Characterizations of I-semiregular and I-semiperfect rings

TL;DR

This paper introduces and characterizes I-semiregular and I-semiperfect rings using (locally)projective I-covers and I-supplemented modules, generalizing existing concepts and providing new characterizations.

Contribution

It defines (locally)projective I-covers and uses them to characterize I-semiregular and I-semiperfect rings, extending prior work with new module-theoretic approaches.

Findings

Characterization of I-semiregular rings via projectivity classes.

Characterization of I-semiperfect rings using I-covers.
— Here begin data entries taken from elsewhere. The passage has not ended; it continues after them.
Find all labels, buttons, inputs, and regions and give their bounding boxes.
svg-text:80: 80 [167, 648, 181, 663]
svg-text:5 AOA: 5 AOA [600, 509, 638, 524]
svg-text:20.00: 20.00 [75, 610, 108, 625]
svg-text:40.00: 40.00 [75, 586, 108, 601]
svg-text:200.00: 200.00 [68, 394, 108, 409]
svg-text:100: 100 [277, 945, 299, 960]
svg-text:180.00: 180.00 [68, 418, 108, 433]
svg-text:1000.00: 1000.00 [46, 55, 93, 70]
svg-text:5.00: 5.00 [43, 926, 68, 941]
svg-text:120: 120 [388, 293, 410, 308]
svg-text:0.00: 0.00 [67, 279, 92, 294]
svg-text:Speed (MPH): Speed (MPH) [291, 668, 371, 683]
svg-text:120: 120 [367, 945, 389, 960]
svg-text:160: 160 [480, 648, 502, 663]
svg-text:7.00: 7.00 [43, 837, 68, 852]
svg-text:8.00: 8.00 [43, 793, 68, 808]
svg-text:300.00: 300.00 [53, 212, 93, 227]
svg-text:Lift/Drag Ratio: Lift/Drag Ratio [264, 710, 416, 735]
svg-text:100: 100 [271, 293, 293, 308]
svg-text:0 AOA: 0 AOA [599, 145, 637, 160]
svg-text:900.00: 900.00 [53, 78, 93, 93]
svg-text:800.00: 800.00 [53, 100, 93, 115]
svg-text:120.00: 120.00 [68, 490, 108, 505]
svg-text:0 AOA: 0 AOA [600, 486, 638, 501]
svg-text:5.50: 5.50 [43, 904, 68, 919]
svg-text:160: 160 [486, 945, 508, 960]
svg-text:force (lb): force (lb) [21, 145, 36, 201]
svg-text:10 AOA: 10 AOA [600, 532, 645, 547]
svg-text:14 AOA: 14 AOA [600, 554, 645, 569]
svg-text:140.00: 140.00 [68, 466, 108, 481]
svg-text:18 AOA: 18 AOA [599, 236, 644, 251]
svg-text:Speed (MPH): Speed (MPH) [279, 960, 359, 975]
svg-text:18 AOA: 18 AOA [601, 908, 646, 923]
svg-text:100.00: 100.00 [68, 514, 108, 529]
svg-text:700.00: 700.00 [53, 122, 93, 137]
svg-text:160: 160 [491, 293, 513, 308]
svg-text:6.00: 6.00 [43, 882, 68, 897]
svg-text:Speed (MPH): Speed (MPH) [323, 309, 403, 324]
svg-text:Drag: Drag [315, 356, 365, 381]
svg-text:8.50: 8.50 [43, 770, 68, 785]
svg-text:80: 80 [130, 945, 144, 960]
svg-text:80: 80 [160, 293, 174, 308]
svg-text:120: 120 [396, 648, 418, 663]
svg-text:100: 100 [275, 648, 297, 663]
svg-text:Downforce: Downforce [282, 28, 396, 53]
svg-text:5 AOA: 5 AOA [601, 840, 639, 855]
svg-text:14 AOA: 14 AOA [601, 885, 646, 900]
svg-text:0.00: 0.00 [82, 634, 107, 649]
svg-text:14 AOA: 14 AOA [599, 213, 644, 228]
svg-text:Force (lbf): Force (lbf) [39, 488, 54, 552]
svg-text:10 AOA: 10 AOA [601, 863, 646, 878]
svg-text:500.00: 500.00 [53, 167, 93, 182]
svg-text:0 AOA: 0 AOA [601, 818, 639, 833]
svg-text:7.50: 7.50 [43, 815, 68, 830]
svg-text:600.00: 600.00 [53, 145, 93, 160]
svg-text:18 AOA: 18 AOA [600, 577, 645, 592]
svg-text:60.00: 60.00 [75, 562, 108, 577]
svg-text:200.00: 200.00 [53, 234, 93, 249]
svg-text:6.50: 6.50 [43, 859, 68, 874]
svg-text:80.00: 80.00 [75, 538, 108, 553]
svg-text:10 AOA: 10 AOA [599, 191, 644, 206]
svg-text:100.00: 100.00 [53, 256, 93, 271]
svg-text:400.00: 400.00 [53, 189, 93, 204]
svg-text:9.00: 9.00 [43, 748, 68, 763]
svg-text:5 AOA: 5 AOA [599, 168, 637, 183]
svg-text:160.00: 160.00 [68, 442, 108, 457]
Introduction of I-supplemented modules and their role in ring characterization.

Abstract

Let $M$ be a left module over a ring $R$ and $I$ an ideal of $R$. We call $(P, f)$ a (locally)projective $I$-cover of $M$ if $f$ is an epimorphism from $P$ to $M$, $P$ is (locally)projective, $Kerf\subseteq IP$, and whenever $P=Kerf+X$, then there is a projective summand $Y$ of $P$ in $Kerf$ such that $P=Y\oplus X$. This definition generalizes (locally)projective covers. We characterize $I$-semiregular and $I$-semiperfect rings which are defined by Yousif and Zhou [19] using (locally)projective $I$-covers in section 2 and 3. $I$-semiregular and $I$-semiperfect rings are characterized by projectivity classes in section 4. Finally, the notion of $I$-supplemented modules are introduced and $I$-semiregular and $I$-semiperfect rings are characterized by $I$-supplemented modules. Some well known results are obtained as corollaries.